Однако это время не было совсем уж безоблачным. Вскоре после того, как я начал работать у Маршалла, в соседнюю лабораторию пришел другой молодой ученый — Феликс Штрумвассер. В отличие от остальных молодых научных сотрудников, которые были докторами медицины, Феликс получил степень доктора философии по нейрофизиологии в Калифорнийском университете в Лос-Анджелесе. Большинство из нас знало о нейробиологии сравнительно мало, Феликс же знал необычайно много. Мы с ним подружились и ходили друг и другу в гости ужинать. Я многому у него научился. Надо сказать, что разговоры с Феликсом помогли мне разобраться в том, как подступиться к изучению нейробиологических основ обучения. Также благодаря Феликсу я заинтересовался гипоталамусом — участком мозге, ответственным за проявление эмоций и секрецию гормонов. Гипоталамус в то время уже всерьез фигурировал в обсуждениях клинических вопросов, связанных с лечением стресса и психической депрессии.
Поэтому я был неприятно поражен и обижен, когда на следующий день после моего семинара о нашей работе Феликс перестал со мной разговаривать. Я не мог понять, что произошло. Лишь со временем я осознал, что в науке хватает не только страстного увлечения идеями, но также амбиций и конкуренции людей, находящихся на разных этапах своей научной карьеры. Много лет спустя Феликс возобновил нашу дружбу и объяснил мне, что был крайне раздосадован тем, что двое сравнительно неопытных ученых (некомпетентных, как ему казалось) сумели получить интересные и важные экспериментальные результаты.

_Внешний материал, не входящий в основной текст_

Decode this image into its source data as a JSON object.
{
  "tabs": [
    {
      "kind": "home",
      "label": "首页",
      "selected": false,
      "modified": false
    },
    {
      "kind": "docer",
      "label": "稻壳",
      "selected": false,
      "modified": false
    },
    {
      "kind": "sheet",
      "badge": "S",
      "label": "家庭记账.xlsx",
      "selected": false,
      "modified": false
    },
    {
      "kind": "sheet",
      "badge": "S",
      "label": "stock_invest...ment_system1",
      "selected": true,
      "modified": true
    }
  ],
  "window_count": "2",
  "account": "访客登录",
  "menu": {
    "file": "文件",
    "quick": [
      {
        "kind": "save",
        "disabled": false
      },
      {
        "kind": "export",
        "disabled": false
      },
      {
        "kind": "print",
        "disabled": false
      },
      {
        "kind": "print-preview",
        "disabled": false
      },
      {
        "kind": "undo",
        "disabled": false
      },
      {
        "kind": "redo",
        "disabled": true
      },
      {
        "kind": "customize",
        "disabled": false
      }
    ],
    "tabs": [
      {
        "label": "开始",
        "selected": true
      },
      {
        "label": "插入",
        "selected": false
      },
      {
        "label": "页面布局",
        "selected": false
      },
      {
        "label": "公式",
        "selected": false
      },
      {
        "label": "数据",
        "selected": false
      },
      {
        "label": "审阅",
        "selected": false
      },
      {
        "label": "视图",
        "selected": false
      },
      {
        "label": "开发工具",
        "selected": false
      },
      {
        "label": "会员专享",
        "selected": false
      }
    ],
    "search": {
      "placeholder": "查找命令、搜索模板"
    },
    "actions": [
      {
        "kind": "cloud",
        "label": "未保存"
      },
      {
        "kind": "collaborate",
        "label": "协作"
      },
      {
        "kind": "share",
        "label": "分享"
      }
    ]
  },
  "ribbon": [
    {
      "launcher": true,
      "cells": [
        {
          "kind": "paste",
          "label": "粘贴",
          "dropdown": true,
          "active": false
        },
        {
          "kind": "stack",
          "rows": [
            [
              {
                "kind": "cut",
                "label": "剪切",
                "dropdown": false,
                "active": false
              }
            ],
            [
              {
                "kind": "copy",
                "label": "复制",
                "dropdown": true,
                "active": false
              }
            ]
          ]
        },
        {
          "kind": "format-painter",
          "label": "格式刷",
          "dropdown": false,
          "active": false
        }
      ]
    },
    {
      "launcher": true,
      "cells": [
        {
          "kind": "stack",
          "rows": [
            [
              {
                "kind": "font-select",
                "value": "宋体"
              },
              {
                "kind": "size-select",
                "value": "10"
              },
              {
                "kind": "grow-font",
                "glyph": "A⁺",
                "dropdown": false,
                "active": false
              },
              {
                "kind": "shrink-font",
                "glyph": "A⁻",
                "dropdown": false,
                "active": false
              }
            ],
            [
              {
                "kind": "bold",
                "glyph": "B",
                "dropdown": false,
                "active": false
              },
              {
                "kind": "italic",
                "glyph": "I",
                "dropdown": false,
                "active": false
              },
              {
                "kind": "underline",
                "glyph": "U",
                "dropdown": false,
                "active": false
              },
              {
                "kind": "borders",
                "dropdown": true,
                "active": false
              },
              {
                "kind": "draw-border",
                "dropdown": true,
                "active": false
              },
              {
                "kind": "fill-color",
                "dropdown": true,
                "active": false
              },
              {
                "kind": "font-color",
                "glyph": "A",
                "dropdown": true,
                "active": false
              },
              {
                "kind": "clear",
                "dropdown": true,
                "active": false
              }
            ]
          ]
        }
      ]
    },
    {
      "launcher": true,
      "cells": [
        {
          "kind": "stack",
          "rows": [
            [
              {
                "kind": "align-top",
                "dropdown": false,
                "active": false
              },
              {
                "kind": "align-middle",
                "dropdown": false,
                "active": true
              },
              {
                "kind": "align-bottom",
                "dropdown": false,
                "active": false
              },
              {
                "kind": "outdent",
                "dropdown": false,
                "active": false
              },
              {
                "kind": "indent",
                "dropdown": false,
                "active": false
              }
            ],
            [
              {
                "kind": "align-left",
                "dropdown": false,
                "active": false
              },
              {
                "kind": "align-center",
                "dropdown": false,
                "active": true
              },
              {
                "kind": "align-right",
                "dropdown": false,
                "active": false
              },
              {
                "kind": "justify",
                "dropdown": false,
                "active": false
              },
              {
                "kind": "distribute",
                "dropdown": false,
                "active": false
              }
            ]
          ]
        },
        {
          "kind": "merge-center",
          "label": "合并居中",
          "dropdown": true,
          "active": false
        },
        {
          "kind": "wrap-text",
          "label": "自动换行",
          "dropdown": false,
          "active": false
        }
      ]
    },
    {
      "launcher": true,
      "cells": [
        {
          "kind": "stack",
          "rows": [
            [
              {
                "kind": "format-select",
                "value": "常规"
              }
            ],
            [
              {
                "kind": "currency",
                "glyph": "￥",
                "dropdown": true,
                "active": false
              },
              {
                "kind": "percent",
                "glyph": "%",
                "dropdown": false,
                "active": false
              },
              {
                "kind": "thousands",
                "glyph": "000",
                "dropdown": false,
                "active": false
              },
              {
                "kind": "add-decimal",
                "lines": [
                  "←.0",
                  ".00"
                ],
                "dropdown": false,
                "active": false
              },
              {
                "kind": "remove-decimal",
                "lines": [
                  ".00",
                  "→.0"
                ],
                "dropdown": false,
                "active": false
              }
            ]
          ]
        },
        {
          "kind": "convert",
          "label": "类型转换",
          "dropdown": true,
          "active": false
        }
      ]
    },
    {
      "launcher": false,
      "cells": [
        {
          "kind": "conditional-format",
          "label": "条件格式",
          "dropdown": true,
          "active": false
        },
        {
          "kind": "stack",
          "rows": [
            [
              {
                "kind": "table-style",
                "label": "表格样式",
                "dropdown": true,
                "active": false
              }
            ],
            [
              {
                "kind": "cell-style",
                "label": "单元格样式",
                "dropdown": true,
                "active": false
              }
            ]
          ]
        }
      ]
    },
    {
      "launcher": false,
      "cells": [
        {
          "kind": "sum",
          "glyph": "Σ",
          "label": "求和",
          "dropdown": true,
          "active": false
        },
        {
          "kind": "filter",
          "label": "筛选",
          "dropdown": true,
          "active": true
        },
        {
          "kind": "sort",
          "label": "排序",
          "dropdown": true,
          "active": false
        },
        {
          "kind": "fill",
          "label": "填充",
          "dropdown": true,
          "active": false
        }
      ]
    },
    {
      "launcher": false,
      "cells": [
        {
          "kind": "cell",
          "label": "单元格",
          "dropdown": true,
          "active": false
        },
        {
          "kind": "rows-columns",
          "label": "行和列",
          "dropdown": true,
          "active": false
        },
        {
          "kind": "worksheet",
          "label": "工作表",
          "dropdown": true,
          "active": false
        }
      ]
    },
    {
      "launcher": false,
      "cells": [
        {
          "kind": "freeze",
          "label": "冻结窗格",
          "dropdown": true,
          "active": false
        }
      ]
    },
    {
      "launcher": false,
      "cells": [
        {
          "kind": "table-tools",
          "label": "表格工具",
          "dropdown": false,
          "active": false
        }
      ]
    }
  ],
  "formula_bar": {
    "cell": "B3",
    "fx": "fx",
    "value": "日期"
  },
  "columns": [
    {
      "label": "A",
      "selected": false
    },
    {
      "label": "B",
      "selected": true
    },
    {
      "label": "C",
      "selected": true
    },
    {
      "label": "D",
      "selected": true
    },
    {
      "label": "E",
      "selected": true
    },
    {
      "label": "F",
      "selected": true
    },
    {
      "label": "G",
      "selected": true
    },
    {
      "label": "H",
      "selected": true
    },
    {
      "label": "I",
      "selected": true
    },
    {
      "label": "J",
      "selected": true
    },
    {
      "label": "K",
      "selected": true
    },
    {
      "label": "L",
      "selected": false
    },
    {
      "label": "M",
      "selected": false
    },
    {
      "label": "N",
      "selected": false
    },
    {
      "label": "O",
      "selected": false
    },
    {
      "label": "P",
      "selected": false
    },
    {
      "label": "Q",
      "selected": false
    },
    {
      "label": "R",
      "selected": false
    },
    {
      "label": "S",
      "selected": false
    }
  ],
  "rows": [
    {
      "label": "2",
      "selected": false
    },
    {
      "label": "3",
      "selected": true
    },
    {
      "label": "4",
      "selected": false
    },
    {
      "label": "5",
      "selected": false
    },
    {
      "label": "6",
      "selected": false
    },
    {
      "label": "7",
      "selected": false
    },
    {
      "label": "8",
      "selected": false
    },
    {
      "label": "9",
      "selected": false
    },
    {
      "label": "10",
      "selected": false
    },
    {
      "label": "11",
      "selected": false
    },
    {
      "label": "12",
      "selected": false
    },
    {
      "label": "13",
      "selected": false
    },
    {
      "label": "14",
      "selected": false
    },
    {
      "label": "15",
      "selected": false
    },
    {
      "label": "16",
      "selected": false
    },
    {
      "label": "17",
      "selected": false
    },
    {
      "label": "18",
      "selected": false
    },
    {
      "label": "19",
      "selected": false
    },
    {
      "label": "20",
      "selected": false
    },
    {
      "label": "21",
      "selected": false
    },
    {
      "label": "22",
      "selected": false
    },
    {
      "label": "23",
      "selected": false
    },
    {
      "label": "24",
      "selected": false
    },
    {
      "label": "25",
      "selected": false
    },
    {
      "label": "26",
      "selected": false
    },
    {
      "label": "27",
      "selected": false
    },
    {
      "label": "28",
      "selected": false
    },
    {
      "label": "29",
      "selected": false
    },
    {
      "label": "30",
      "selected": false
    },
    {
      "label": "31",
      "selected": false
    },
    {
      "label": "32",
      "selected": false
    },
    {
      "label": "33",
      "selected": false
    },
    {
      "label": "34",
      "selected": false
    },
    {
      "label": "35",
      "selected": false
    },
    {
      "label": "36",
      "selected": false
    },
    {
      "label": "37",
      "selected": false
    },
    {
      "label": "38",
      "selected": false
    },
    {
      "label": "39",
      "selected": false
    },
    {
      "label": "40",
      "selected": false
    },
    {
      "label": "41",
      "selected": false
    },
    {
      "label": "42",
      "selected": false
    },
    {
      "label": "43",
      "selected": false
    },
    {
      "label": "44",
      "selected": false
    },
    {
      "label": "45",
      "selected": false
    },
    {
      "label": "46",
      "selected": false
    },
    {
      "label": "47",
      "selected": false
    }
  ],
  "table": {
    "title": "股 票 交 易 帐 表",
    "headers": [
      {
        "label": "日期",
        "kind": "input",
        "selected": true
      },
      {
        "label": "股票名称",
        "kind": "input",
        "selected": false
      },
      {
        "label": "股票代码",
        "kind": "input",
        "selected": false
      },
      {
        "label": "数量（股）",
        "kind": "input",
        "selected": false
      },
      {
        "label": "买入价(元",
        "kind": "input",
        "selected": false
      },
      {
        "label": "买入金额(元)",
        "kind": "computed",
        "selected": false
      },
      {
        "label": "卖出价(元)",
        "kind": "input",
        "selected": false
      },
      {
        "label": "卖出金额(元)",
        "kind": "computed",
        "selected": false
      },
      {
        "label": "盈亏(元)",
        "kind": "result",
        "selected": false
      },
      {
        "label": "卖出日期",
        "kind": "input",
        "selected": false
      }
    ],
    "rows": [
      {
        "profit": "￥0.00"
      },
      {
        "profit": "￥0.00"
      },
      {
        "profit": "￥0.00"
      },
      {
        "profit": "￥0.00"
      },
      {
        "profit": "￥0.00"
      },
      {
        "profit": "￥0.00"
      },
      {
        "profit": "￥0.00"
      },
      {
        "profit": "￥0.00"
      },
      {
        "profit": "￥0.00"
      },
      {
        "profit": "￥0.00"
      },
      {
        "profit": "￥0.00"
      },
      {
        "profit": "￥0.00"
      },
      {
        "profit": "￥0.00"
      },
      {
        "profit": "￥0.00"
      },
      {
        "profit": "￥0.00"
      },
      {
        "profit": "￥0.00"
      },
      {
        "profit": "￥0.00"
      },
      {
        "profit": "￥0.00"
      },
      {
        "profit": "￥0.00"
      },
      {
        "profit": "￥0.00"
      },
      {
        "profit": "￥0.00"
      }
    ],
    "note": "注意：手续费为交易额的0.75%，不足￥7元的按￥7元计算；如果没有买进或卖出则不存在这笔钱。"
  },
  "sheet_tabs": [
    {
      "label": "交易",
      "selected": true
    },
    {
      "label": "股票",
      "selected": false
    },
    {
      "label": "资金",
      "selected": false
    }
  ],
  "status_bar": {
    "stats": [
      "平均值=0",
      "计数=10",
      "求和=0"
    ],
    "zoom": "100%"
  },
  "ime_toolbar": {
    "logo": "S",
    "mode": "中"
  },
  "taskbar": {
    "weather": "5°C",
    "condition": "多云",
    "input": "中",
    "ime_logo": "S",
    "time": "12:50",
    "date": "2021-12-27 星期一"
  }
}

Считается, что новичкам везет, но когда ослепление, вызванное нашими первыми успехами, прошло, мы с Олденом осознали, что, как ни интересны были наши результаты, они уводили нас в сторону от изучения памяти. По сути, мы установили, что свойства нейронов гиппокампа недостаточно отличаются от свойств мотонейронов спинного мозга, чтобы объяснить способность гиппокампа сохранять воспоминания. У нас ушел год на осознание того, что нужно было понять с самого начала: клеточные механизмы обучения и памяти кроются не в особых свойствах самого нейрона, а в связях, которые он образует с другими клетками нейронной цепи, в состав которой входит. Когда, читая литературу и обсуждая эти вопросы друг с другом, мы научились глубже мыслить о биологических механизмах обучения и памяти, мы пришли к выводу, что роль гиппокампа работе памяти должно обеспечивать что-то другое — возможно, природа получаемой им информации, характер взаимосвязей его клеток и влияние обучения на эту систему нейронных цепей к передаваемую ей информацию.
Это изменение образа наших мыслей заставило нас изменить и свой экспериментальный подход. Чтобы разобраться в том, какую роль нейронные цепи гиппокампа играют в работе памяти, нам нужно было узнать, как сенсорная информация достигает гиппокампа, что там с ней происходит и куда она поступает после выхода. Очень трудная задача, ведь на тот момент почти ничего не было известно о том, как сенсорные сигналы достигают гиппокампа и как гиппокамп посылает информацию в другие области мозга.